Not Just Another Piece of Software
Coralogix’s full-stack observability platform is designed to monitor and manage data, application performance, security, and infrastructure in real time and includes such tools as SIEM, real user monitoring, and governance. Most companies treat AI as simply another piece of software that they can address with traditional security tools, Assaraf said.
“This approach ignores the reality that AI requires an entirely new infrastructure to handle its evolving risks,” he said. “Standard security tools might catch data leaks and adversarial attacks, but they fail to address the unique issues that AI agents pose, from hallucinations and incorrectness to toxicity to compliance issues.”
Keeping Tabs on AI
As an example, the CEO noted that AI systems are vulnerable to a new form of denial-of-service attack that targets token consumption that drains an organization's resources by forcing AI models to process excessive input. DoS attacks are well-monitored in traditional applications, but such AI-specific resource-exhaustion attacks are often ignored.
AI Center will catch such DOS attacks and other threats for its more than 2,000 enterprise customers, he said.
Along with the AI Evaluation Engine, AI Center comes with AI security posture management that includes dashboards monitoring the security and performance of AI agents. There also are tools for tracking user interactions to detect issues like suspicious resource consumption and cost harvesting attempts while optimizing budgets, as well as performance metrics to find problems like poor response accuracy, latency spikes, and malicious user inputs.
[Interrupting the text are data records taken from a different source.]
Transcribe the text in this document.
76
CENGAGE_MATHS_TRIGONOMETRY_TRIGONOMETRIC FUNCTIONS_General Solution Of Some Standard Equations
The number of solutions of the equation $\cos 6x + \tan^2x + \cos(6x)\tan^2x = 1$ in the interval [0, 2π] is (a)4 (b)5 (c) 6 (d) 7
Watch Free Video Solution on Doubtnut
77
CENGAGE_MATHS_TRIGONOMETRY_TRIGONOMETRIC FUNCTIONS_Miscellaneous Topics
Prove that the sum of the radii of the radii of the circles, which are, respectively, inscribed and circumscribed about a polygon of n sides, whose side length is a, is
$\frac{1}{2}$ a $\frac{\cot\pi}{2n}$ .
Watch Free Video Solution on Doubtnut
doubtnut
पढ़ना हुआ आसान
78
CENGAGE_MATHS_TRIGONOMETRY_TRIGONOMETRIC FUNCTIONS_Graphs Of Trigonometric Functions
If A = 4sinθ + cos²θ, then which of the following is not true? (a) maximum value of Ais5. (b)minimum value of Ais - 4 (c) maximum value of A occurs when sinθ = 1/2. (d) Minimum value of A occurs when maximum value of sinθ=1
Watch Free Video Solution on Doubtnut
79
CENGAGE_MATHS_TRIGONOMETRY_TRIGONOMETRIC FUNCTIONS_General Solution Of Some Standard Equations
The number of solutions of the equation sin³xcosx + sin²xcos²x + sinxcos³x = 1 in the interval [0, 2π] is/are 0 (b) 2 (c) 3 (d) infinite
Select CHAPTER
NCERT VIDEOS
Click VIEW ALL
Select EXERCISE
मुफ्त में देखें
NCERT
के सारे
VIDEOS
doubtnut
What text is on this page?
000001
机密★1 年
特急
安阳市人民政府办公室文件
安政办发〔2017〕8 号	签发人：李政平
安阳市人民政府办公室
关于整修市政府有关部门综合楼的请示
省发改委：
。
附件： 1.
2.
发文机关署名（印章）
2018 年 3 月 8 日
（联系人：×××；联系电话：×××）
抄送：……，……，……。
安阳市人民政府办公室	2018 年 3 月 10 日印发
A Much-Needed Tool for MSSPs
Such capabilities around real-time threat detection, rapid response, and cost-efficient security analysts are important for MSSPs, Assaraf said, adding that Boston-based Coralogix helps MSSPs scale by reducing storage costs by 70% without compromising on the amount of data they can observe while increasing the speed and accuracy of monitoring and compliance.
Coralogix in 2022 launched its own managed service, Snowbit, that includes experts monitoring customers in real time and combines SIEM, cloud security posture management, and managed detection and response on a single platform.
“Additionally, we enable MSSPs such as Optiv to leverage our platform to enhance their own security services, providing better protection for their customers,” he said. “MSSPs and MSPs can now offer AI-specific observability and security services that weren’t possible before. Up until now, CISOs and security managers were blind to the AI being utilized within their environment.”
Coralogix’s AI Center is the result of its acquisition in December of Aporia, a startup that offered AI observability capabilities and AI guardrails, according to Coralogix co-founder and CTO Yoni Farin. At the time of the deal, Coralogix executives said they planned to launch a dedicated AI research center to focus on such fundamental problems in AI as transparency, security, governance, and control, with expectations of investing tens of millions of dollars in the initiative over the next two years.